A little background story! So, I’m an insoniac with anemia and sensitivity to certain foods (e.g., dairy & wheat a.k.a the Queen of all Convention Foods: PIZZA.) Combine a lack of iron with foods I’m mildly allergic to you get a weak zombie with stomach cramps. I came prepared with water & protein & fruit bars, but when faced with the temptation that is PIZZA, I couldn’t resist. (Admit it, you wouldn’t be able to either. Don’t judge.) Oh, and also, I didn’t get any sleep Friday night. I tried my hardest but ended up being awake all night.

Annnyhow, come Saturday, I was a growly, whiny, sweaty, achy mess which resulted in me taking my latex covered self to the car for a nap in the middle of the day. (Which was no easy feat since San Diego this year was in the middle of an incredible heat-wave. Oh, the things I do for the love of cosplay…)

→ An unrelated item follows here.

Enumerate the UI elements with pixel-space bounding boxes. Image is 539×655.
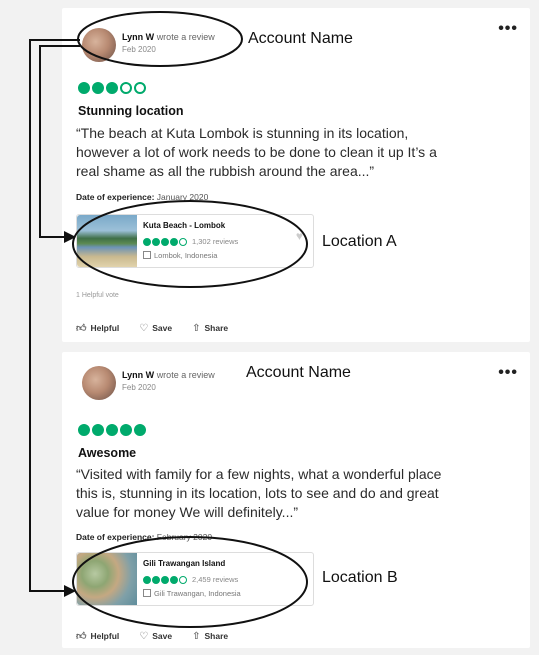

That’s not to say that this year didn’t have its highlights. I had a BLAST around the hazy parts. But I know I’ve had better, healthier years. If I could do it all again, I would have a water cooler under that table and perhaps a USB powered fan and maybe a ton of veggies — I don’t know. (Did anyone else notice that the exhibit hall was hotter than usual?)

Bottom line. Eat well, rest well. Next year, I guarantee to have my body be on its A game.


HEARTBURN ALERT (but so worth it?) – Baja Betty’s was a great place for a work meeting which is what team Dark Productions did Saturday night (sans Leen because she was out hosting a party). This, ladies and gents, is a burrito filled with lobster. Sometimes you have to treat yourself to a male-forearm sized burrito after a long day of work and walking. Leen does not condone this much bean and cheese in your diet, but you know… it’s once a year.